Sighnagi is also home to some of the best meals we had in all of Georgia. As soon as we arrived to the city, our taxi driver explained how we must go to Pheasant’s Tears, so we took his suggestion and he was not wrong; all ingredients were fresh, traditional, and delicious. We were even lucky enough to experience a table of Georgians all singing traditional songs together; I love when that happens spontaneously in Georgia. Restaurant Traveler had some of the best lobio and khachapuri in our lives. It’s casual and unassuming, but homemade and family run, and will exceed your expectations.
This is an old cave town, about 30 minutes and 1 lari ($.30 USD) from the city of Gori, which is the birthplace of Joseph Stalin. Since we visited in the middle of a pandemic and no foreigners were permitted to enter, we had the place nearly to ourselves. We climbed over rocks, discovered old wine cellars, prayer rooms, and tunnels.
Uplistsikhe has a very interesting history, at times being a major player in Christianity, then Islam, and eventually was raided by the Mongols, which led it its ultimate abandonment, though it was used as a place of refuge at times by other foreign invaders.
You can easily spend hours here, wandering around all the hidden spaces, and staring out into the beautiful stretches of nature just beyond this village.
At the entrance down below, there is a small cafe where you can also enjoy an ice cream or a beer before you head out!
BONUS: BORJOMI-BAKURIANI KUKUSHKA
Because this is more of an event than a place, I bring you a bonus: the kukushka train between Borjomi and Bakuriani. This train line is more than 100 years old, and was originally built when Georgia was still a part of the USSR.
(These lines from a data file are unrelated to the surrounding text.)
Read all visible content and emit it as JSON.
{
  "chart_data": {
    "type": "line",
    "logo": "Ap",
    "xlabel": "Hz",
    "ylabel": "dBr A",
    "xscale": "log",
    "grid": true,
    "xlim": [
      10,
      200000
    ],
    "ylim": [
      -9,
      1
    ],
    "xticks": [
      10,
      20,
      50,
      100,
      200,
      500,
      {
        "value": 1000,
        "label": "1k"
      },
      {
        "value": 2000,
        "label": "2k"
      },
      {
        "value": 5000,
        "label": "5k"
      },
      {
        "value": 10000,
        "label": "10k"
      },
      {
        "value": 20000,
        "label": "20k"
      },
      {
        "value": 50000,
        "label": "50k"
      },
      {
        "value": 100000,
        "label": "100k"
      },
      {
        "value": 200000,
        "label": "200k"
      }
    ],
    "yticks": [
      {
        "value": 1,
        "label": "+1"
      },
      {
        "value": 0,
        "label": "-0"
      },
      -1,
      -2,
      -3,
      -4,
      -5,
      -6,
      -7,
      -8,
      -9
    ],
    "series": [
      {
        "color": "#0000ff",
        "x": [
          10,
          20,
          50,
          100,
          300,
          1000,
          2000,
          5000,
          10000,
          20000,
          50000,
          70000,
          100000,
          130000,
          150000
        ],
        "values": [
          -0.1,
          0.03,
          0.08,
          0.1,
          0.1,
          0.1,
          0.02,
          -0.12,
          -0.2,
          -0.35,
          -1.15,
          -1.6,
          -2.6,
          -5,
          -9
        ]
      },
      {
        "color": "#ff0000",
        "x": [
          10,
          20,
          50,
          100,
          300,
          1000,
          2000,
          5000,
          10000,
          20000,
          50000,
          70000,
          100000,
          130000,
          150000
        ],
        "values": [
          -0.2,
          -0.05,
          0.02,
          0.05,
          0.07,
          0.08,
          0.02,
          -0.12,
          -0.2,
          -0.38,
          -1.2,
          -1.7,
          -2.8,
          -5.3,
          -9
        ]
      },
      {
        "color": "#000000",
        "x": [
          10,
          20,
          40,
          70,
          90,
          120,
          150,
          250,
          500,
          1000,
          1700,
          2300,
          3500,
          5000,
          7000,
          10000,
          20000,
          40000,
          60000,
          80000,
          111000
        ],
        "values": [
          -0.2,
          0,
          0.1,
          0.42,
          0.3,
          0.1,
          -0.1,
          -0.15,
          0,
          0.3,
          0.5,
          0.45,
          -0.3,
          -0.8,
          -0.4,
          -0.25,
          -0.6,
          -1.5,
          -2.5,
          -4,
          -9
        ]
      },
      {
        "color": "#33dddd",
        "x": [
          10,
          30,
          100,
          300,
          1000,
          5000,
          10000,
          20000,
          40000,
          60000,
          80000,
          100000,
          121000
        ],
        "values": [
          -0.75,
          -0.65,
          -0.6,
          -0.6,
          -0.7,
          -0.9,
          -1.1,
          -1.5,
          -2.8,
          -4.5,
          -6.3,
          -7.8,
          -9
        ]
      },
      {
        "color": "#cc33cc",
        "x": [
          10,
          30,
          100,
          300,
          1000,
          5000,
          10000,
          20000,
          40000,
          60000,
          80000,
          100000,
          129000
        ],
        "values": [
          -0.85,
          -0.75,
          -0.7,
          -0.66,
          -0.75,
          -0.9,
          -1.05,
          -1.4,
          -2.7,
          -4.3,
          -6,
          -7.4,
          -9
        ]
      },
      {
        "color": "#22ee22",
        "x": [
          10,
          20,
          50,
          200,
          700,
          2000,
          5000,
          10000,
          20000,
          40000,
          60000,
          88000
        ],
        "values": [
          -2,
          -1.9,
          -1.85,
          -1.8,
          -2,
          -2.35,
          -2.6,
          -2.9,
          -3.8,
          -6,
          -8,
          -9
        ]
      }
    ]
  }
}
We went in the winter, pre-pandemic, so the trains were packed full of people, and the snow was falling. I honestly can’t imagine going in any other season. The snow all around us, riding on this slow train (2.5 hours), made the experience feel like a Disney film. It was truly magical; I could practically hear birds chirping. Everyone on the train was so full of joy and happiness, making friends with one another, that nobody really minded how full the train was.
I suggest choosing a spot outside of the train on the little balconies at each end of the train. You don’t really notice the chill if you dress warm because there is so much energy around you.
About 30 minutes before arriving to Bakuriani, the train conductor came back and asked our group of friends if we wanted to come up to the front of the train. So for the last leg, we got to chat with the two conductors and get a scenic viewpoint from the very front!